John Walker’s original review of Left 4 Dead 2 goes hard for talking about what that game does that other games don’t. He flags it as being a brand-new experience that does something completely unique, and reading it these many years later I keep nodding my head.
Friend of the blog Danni has missed many games over the past X years, and we’ve been spending the past few weeks playing around with some staples of the online cooperative experience: Risk of Rain, Orcs Must Die, Minecraft, and now Left 4 Dead 2. I’ve never been a fan of the latter, mostly because I’m not into playing games with voice with intensive cooperation. I like multiplayer, but I’m a “sadness and silence” player who dives into the world of pubbies to experience the wrong side of the coin. Left 4 Dead 2 needs a better class of player than I want to be most of the time.
And yet loading it up and playing through a couple missions in a serious way has left me feeling that Left 4 Dead 2 is actually hitting a target that no other game has managed to square since its release. John Walker wasn’t writing in videogame-boosterist hyperbole. It really does things that are unique.
The number of times I have said “where am I supposed to go now?” in a first person shooter made in the past seven years is probably less than ten times. This is across dozens of games (most of these are probably located in Syndicate, actually). Heirs of the Half-Life lighting model of game design communication, the contemporary first-person shooter needs you to know where to go and where to face at all times. If you’re looking the wrong way you might miss the setpiece.
When I’m playing Left 4 Dead 2, I am constantly confused about where I should be going. It generates some real, serious anxietyfear. I know that the zombies and special infected are going to appear, and I know that they can swarm be like the almost-human zerglings that they are. In horror games, you generate anxiety around expectation, and Left 4 Dead 2 manages to do that with excess (here they all come!) rather than absence (a dark, spooooky room).

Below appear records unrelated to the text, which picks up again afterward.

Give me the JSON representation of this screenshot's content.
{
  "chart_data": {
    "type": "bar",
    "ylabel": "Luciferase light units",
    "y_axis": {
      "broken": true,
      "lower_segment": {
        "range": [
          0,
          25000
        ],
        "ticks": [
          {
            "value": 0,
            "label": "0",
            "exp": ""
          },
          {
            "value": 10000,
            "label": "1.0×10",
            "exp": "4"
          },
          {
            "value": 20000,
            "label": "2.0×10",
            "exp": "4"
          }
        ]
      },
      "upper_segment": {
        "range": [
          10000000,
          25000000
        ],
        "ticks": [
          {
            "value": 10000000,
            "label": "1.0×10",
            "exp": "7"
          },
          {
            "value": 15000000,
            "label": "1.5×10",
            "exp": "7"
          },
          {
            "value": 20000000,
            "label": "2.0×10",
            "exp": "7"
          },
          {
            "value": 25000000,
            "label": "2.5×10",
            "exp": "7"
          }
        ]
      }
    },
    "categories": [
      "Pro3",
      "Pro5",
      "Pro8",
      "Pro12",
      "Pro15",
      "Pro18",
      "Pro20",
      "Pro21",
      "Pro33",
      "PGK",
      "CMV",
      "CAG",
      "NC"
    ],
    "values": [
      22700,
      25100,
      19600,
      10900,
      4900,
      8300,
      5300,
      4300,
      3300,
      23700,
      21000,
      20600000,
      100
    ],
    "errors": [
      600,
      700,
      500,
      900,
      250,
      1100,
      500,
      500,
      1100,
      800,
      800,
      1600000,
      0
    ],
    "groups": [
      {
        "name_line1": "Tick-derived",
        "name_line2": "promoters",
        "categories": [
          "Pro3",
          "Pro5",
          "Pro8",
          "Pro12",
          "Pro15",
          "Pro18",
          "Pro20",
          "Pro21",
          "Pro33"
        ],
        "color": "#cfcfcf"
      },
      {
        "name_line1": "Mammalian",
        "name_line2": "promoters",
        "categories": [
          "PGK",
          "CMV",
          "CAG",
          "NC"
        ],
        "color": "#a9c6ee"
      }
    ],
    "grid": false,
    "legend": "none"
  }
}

No one else seems to have taken that banner up and run with it. Give us rat nests teeming with denizens. Did the roguelike take this design space? Is stapling it to the weird world of the team shooter feel too rip-offy for the contemporary game designer. Who knows? The game is scary.
Left 4 Dead 2 is a game that I used primarily as a chat client for several years. My partner and a few friends and I would set up a private room and talk about our day while low key making our way through a campaign.
But yeah, when we’d occasionally crank up the difficulty, it definitely had a lot of tension and scariness going for it.